HAWTHORNE – Outside the Macedonia Baptist Church, Vicki Conklin wiped tears from her eyes as she tried to put the town’s heartache into words.
“You could feel the overwhelming grief, the palpable grief,” she said Saturday a few days after seven members of the 2nd Marine Expeditionary Force were killed when a mortar shell accidentally exploded in its firing tube at the Hawthorne Army Depot. Seven others were injured in the explosion on March 18 outside the town that proudly calls itself “America’s Patriotic Home.” “It was very emotional for everyone in the town. No matter who you met, they already had their own tears. We had a memorial service at the park, and a lot of us stood and silently prayed. A lot of us got together in our churches and prayed for the survivors and their families.”
Conklin, 57, is like a lot of locals. She was born not far from Walker Lake. Her dad, Harvey Hursh, was a Seabee who worked at what was the military installation that was then known as the U.S. Naval Ammunition Depot. And just about everyone you would meet had a connection with the military.
Although Hawthorne’s roots reach back to 1880, it took an explosion in 1926 at a naval munitions depot in Lake Denmark, N.J., to put it on the map as a safe alternative site to store massive stockpiles of war ordnance. The military presence has defined the town in the decades since the September 1930 opening of the munitions depot.
Last week’s tragedy returned Hawthorne to the national headlines and provided a painful reminder of the dangers inherent in military service. Locals, however, needed reminding.
Conklin noted that her hometown has suffered its share of losses in recent years. Hawthorne resident Army Sgt. Kenneth Bostic was killed Oct. 30, 2006, in Baghdad during Operation Iraqi Freedom. A banner proclaiming, “Welcome home Sgt. Tim Hall” still waves outside Joe’s Tavern for the Army veteran who suffered devastating injuries in Afghanistan. Halls legs were blown off in an explosion, and the town rallied to help make his home disabled accessible.
Those Marines killed last week were strangers with distant hometowns, but the Hawthorne residents still consider them local boys. And they feel the loss.
The marquee at the Hawthorne Convention Center, which serves as something of a community billboard, thanks the Marines and first responders in bold letters. Down the street, the town’s Veteran’s Memorial Park was crowded the evening of the explosion with grieving townsfolk who take such pride in their military support role. The military is such a welcome presence in this community that the elementary school’s mascot is a rocket.
“All of our families have had the military in their background, and our children still go into the military from here,” Conklin said, emotion filling her voice. “So when this happened out here, we knew it was something bad. You hear all these sirens going out of town. It tells you something went wrong in the military because nobody lives out there.”
At the Mineral County Museum, assistant director Sue Silver has lived in Hawthorne just seven years but has written four books on the area.
In the fourth volume of her history, she explains that the depot south of Walker Lake was selected by navy engineers because of it was located far from a densely populated area, but only a few hours’ drive from the Pacific coast.
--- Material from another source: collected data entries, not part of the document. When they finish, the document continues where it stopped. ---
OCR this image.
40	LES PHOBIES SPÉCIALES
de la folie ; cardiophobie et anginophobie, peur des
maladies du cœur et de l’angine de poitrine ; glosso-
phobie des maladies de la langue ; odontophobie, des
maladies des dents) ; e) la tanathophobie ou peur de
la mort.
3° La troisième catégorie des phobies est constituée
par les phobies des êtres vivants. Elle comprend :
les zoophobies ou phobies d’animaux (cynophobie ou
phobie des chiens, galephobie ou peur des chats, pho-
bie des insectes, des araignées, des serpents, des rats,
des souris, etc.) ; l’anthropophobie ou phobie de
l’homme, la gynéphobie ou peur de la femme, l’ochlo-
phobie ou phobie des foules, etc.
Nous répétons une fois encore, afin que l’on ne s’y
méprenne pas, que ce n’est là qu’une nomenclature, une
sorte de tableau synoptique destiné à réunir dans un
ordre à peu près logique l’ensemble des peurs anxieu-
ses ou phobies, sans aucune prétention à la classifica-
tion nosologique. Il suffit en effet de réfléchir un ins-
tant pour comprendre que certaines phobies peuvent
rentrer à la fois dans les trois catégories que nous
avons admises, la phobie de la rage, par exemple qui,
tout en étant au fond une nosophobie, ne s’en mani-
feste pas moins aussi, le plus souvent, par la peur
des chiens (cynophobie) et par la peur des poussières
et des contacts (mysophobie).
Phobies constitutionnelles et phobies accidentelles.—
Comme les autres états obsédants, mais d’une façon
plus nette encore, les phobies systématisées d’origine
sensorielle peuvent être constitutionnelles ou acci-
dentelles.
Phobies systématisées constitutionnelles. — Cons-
Hawthorne was selected over several other locations in the West, and in 1927 the Los Angeles Times trumpeted the development under the headline, “Gigantic Naval Arsenal.” By May 1928, the deal was done, and by 1930 the Hawthorne facility was open and operating.
It has been a defining element of the town ever since.
“The town bands together,” Silver said. “It’s the one thing Hawthorne always seems to have done in times of crisis. We’re all we have, and we turn to one another.”
From candlelight vigils to fundraisers and countless prayers, residents of this proud and patriotic town feel the loss and, as ever, remain ready to rally for their troops.